Heathen è pieno di belle canzoni con testi imbarazzanti. C’è la banalotta storia di uno che grida <Voglio essere il tuo schiavo> e quella di Bowie medesimo che chiede: <Dài ai miei figli sorrisi solari/Dagli cieli caldi e tersi/Io chiedo un futuro migliore/O dovrei smettere di amarti/dovrei proprio smettere di amarti>. C’è anche qualche testo decente, come quello di <Slow Burn>, <Chi siamo noi/così piccoli di questi tempi> e qualche buona trovata come in <5:15 The Angels have gone>, forse la più bella canzone del disco. Qui Bowie si trova alla stazione e riflette sulla fine di un amore mentre cerca biglietto, orario e binario giusto.
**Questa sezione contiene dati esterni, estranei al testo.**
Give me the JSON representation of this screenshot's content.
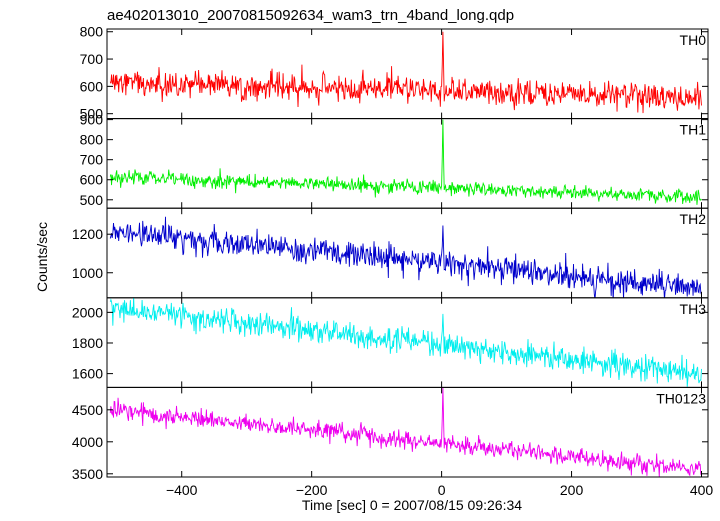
{
  "chart_data": {
    "type": "line",
    "title": "ae402013010_20070815092634_wam3_trn_4band_long.qdp",
    "xlabel": "Time [sec] 0 = 2007/08/15 09:26:34",
    "ylabel": "Counts/sec",
    "xlim": [
      -515,
      410
    ],
    "xticks": [
      -400,
      -200,
      0,
      200,
      400
    ],
    "x_sampling_sec": 1,
    "panels": [
      {
        "name": "TH0",
        "color": "#ff0000",
        "ylim": [
          482,
          810
        ],
        "yticks": [
          500,
          600,
          700,
          800
        ],
        "trend": {
          "x": [
            -510,
            400
          ],
          "y": [
            615,
            560
          ]
        },
        "noise_sd": 25,
        "spike": {
          "x": 2,
          "peak": 800
        }
      },
      {
        "name": "TH1",
        "color": "#00ee00",
        "ylim": [
          458,
          905
        ],
        "yticks": [
          500,
          600,
          700,
          800,
          900
        ],
        "trend": {
          "x": [
            -510,
            400
          ],
          "y": [
            612,
            515
          ]
        },
        "noise_sd": 18,
        "spike": {
          "x": 2,
          "peak": 900
        }
      },
      {
        "name": "TH2",
        "color": "#0000cc",
        "ylim": [
          870,
          1335
        ],
        "yticks": [
          1000,
          1200
        ],
        "trend": {
          "x": [
            -510,
            400
          ],
          "y": [
            1215,
            920
          ]
        },
        "noise_sd": 35,
        "spike": {
          "x": 2,
          "peak": 1245
        }
      },
      {
        "name": "TH3",
        "color": "#00eeee",
        "ylim": [
          1510,
          2095
        ],
        "yticks": [
          1600,
          1800,
          2000
        ],
        "trend": {
          "x": [
            -510,
            400
          ],
          "y": [
            2030,
            1595
          ]
        },
        "noise_sd": 42,
        "spike": {
          "x": 2,
          "peak": 1990
        }
      },
      {
        "name": "TH0123",
        "color": "#ee00ee",
        "ylim": [
          3450,
          4850
        ],
        "yticks": [
          3500,
          4000,
          4500
        ],
        "trend": {
          "x": [
            -510,
            400
          ],
          "y": [
            4500,
            3570
          ]
        },
        "noise_sd": 70,
        "spike": {
          "x": 2,
          "peak": 4850
        }
      }
    ]
  }
}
Ogni due versi ripete <5:15>, five-fifteen, l’orario del treno che avrebbe dovuto prendere. Chissà se ce la farà. Poi c’è la strepitosa cover di <I’ve been waiting for you> di Neil Young, e da sola vale il prezzo del disco.
I critici dicono che questo è un Bowie nuovo, diverso, finalmente tranquillo e in pace con se stesso. Balle, lo dicono sempre. Fateci caso. Tutte le volte che un grande vecchio del rock pubblica un nuovo disco c’è sempre una scoperta della paternità o del valore della famiglia o cose del genere che fanno del disco il migliore da venti anni a questa parte. E’ marketing, e basta. Questo disco di Bowie, restando alla musica, non è diverso dai precedenti. Le canzoni più belle del disco non sono molto lontane da quelle del suo terz’ultimo album, l’ingiustamente sottovalutato <Outside>, e il produttore è il medesimo di venti anni fa, Tony Visconti. Che niente sia cambiato, musicalmente, lo dice lo stesso Bowie, nella prima canzone, <Sunday>, una canzone dai toni gattopardeschi: <And nothing has changed/Everything has changed>, <niente è cambiato/tutto è cambiato>.
David Bowie non hai mai venduto frotte di dischi, ma ha influenzato decine di gruppi e cantanti. Una sola volta ha scalato le classifiche, negli anni Ottanta. Quando ha lasciato i travestimenti che lo avevano reso famoso e si è dato al pop leggero, con Let’s Dance, China Girl e Absolute Beginners. Da un bel po’ di tempo compone belle musiche psichedeliche, anche se non più fondamentali per la storia del rock come un tempo. Tanto basta, e ora <tutti dicono ciao>, David. Bentornato.